In this study, patients were unsupervised divided into 4 categories and some possible prognostic factors for CSM patients were screened out, which is helpful to provide useful information for informed consent of patients before surgery and assist doctors in clinical decision-making18. However, this study also has shortcomings: (1) As a retrospective study, the data in this study was restricted in a single center, and complete data of patients only accounted for 25.1% with a relatively serious situation of data missing and loss of follow-up. Still, this is already a relatively large cohort based on a review of similar studies of cervical spine disease37. (2) This study did not include preoperative and follow-up imaging data for analysis, and did not collect patients' previous history data (e.g., diabetes), detailed surgical data (e.g., segments involved, blood loss) and other postoperative rehabilitation data, which may have a certain impact on our patient clustering38. (3) Compared with the analysis of multiple perioperative time points, the duration of this study was fairly short, which may have limitations in describing the duration of patients' symptoms and recovery course24. (4) Blind evaluation is recommended for clinical studies; however, mJOA scores are evaluated by surgeons. The data from this process will likely affect the results of the experiment18.

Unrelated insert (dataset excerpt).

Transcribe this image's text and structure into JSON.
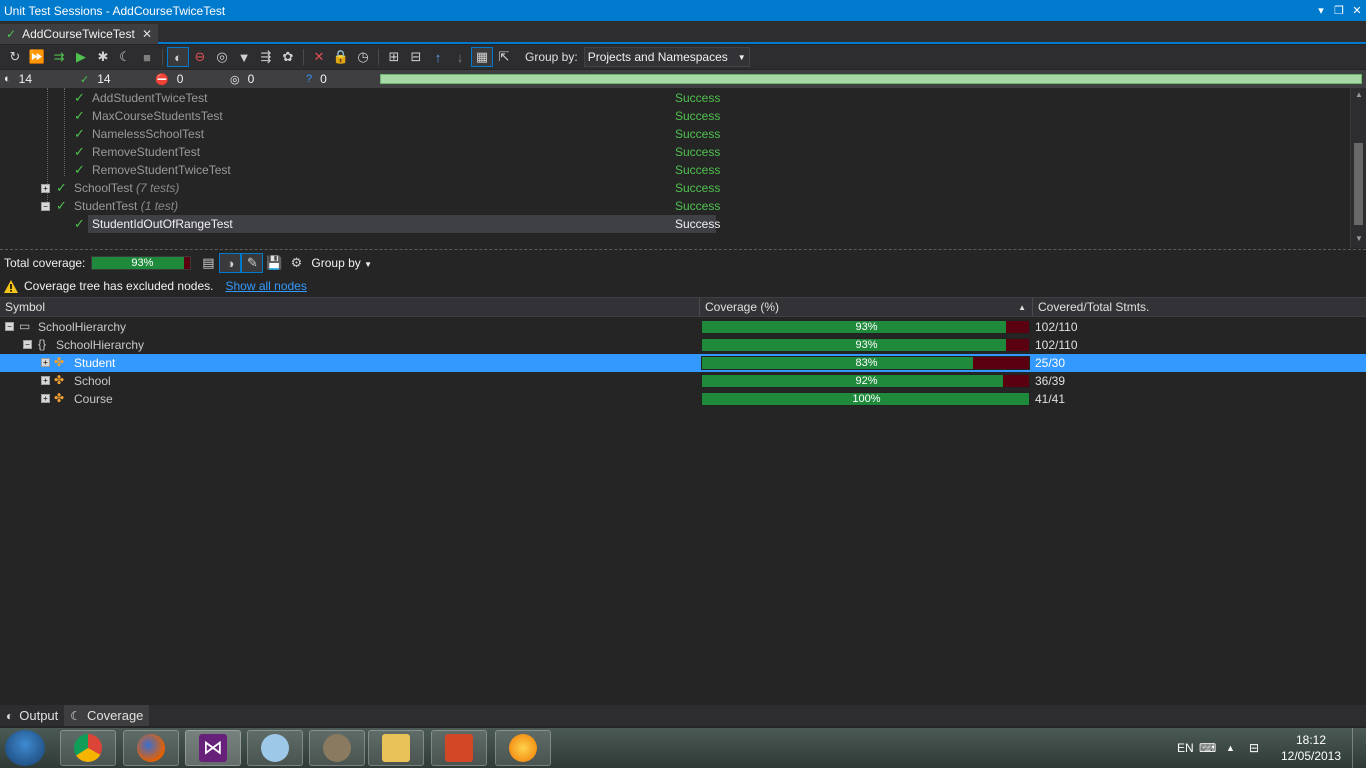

In conclusion, the postoperative efficacy of CSM patients related to this study still needs to be verified by multi-center, large sample size and long-term follow-up observation. Despite the above limitations, the results of this study preliminarily verified the feasibility of hierarchical clustering in the study of prognostic factors of CSM patients, laying a foundation for future cluster studies involving surgical information, imaging information and other factors.

Conclusions

In this study, cluster analysis was performed based on postoperative follow-up information, and CSM patients who underwent surgical treatment were divided into four categories, representing four different prognostic patterns of patients, from which preoperative factors were identified and could help predict the prognosis of patients: (1) lower age in the population characteristics; (2) lower rates of neck and shoulder pain and gait abnormalities among clinical symptoms; (3) a smaller positive rate of pathological signs on physic al examination; (4) higher SF-36 physiological functional dimension scores and mJOA scores in the scoring information, all of above referred to better patient outcomes. This study explored the feasibility of applying cluster analysis method in the study of prognostic factors of CSM patients, and provided reference and research basis for further relevant studies, which may include collecting larger sample data, extracting more patient characteristics, setting more follow-up timepoints, and improving the clustering algorithm.